I also have a situation where I know a man married one of three possible 
"Jones" daughters and another where a man was the son of one of two brothers.  
Rather than leaving the individuals unlinked and possibly losing track of them 
I add, in the first case, another daughter called Unknown and link the husband 
temporarily to her.  In the second case, I add another brother called Unknown 
and link the son to him.  In both cases I use source notes extensively to 
explain the situation.

It's a somewhat risky practice since others could pick up the information 
without reading the source notes, but my philosophy is to do what makes the 
research most understandable for me first, and then to do what I can to explain 
the whys to others who are willing to take the time to read it.

Kirsten

-----Original Message-----
From: [email protected] [mailto:[email protected]]
Sent: Saturday, December 19, 2009 6:09 PM
To: [email protected]
Subject: Re: [LegacyUG] Bridging Gaps


Dawn and Bill,

I have specific present problems, but my question was intended to be general.  
Two examples, a data disjoint one from my maternal tree, the other missing 
people gaps from a project:

John Pratt b. ~1520 left a PCC will entailing Plymtree property to Edward>male 
heirs, line failing Richard & same, line failing John the younger and same, 
else females.  A William Pratt was churchwarden in Plymtree in 1630 (my 
mother's line), clearly a grandson of John by likely minimum age for that and 
death date, but of which son?  Burke's Peerage notes issue to Edward but no 
names;  Richard's are all known, but no William;  John the younger had one son, 
William, and two daughters who contested their father's PCC will leaving all 
property - unspecified - to William.  There might be proof in the resulting 
Sentence, but my Latin hasn't been used in 50 years.  Either Edward had a 
William son - timing iffy for that - OR  he passed Plymtree on (perhaps because 
he had Kentisbeare property or annoyed at his nieces) OR he had no surviving 
son or all daughters AND Richard passed on Plymtree in favor of the youngest 
brother or nephew.

Clearly, my mother descended from scion John.  Currently, I have her line 
headed with "Mr. Pratt" as a placeholder who maps to either Edward or John the 
younger, and a separate Pratt genealogy omitting the Plymtree line.   I'd like 
a graceful connection which permits merger but cannot propagate error:  My 
grandfather had Plymtree as a given name and went by it.  My mother had access 
to the War Room unchallenged by sentries and almost certainly saw Winston 
Churchill there - presumably neither knowing they shared John Pratt of 1520 as 
an ancestor.  It's too good a family tale to pass up...
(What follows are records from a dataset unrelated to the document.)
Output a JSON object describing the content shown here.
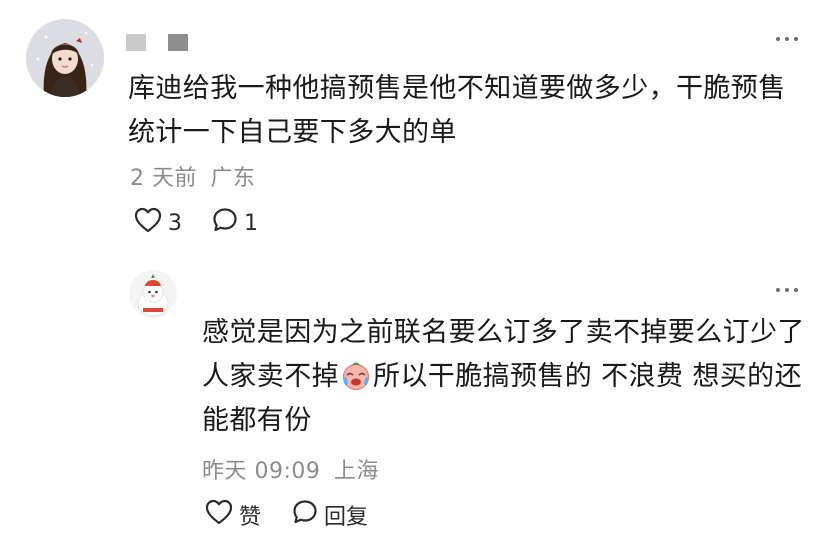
{
  "comment": {
    "text": "库迪给我一种他搞预售是他不知道要做多少，干脆预售统计一下自己要下多大的单",
    "time": "2 天前",
    "location": "广东",
    "like_count": "3",
    "reply_count": "1"
  },
  "reply": {
    "text_before_emoji": "感觉是因为之前联名要么订多了卖不掉要么订少了人家卖不掉",
    "emoji": "crying-face-emoji",
    "text_after_emoji": "所以干脆搞预售的 不浪费 想买的还能都有份",
    "time": "昨天 09:09",
    "location": "上海",
    "like_label": "赞",
    "reply_label": "回复"
  },
  "colors": {
    "text": "#1a1a1a",
    "meta": "#8c8c8c",
    "icon": "#2b2b2b"
  }
}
The other example derives from a single name DNA project.  It appears that an 
early 11th century clade head from Normandy had descendants who obtained 
property in England ~1150, eventually changed name to the place, branched with 
a further change and probably left a further place name related variants as 
yeomen cadets or lesser sons.  Since the names are geographically restricted 
and distinctive, DNA may be unusually effective and economical to relate 
descendants.  Further, there is early history and genealogies to ~1400,  and 
two or more probably related ones, modern back to 1500.   That probably offers 
unusual opportunity for DNA research (as distinct from genealogical).  Best for 
that would be a working group with a master file set and website to map all the 
names group in a 5 county UK area using Legacy facilities.  Those like timeline 
charting are notably valuable for analysis of provisional data assemblies, 
aiding discussion and exposing logic to argument, but one then needs to provide 
Legacy with links across gaps.  Obvious options are parent with children born a 
century or more later, or insertion of placeholders like 
Parent>Missing1390>Missing1425>Missing1460>Child1492.  Research needs may be a 
bit oddball, but now that we have DNA as a genealogical tool and proof, many 
genealogies will reliably connect to others, though the precise linkage be 
unknown. If that isn't a common problem yet, it will be.   Is there a way 
within Legacy to span such gaps in lineage?  Or any workarounds for this 
problem?

kb



----- Original Message -----
From: "Dawn Crowley" <[email protected]>
To: [email protected]
Sent: Saturday, December 19, 2009 3:13:21 PM GMT -05:00 US/Canada Eastern
Subject: Re: [LegacyUG] Bridging Gaps

I don't understand your question.  Can you provide an example or two?

Thanks,
Dawn

[email protected] wrote:
I have good reason to use Legacy for genealogies which are a sparse in hard 
data or missing a piece.  Does Legacy offer a general way to bridge gaps from 
missing individuals or discontinuity in information?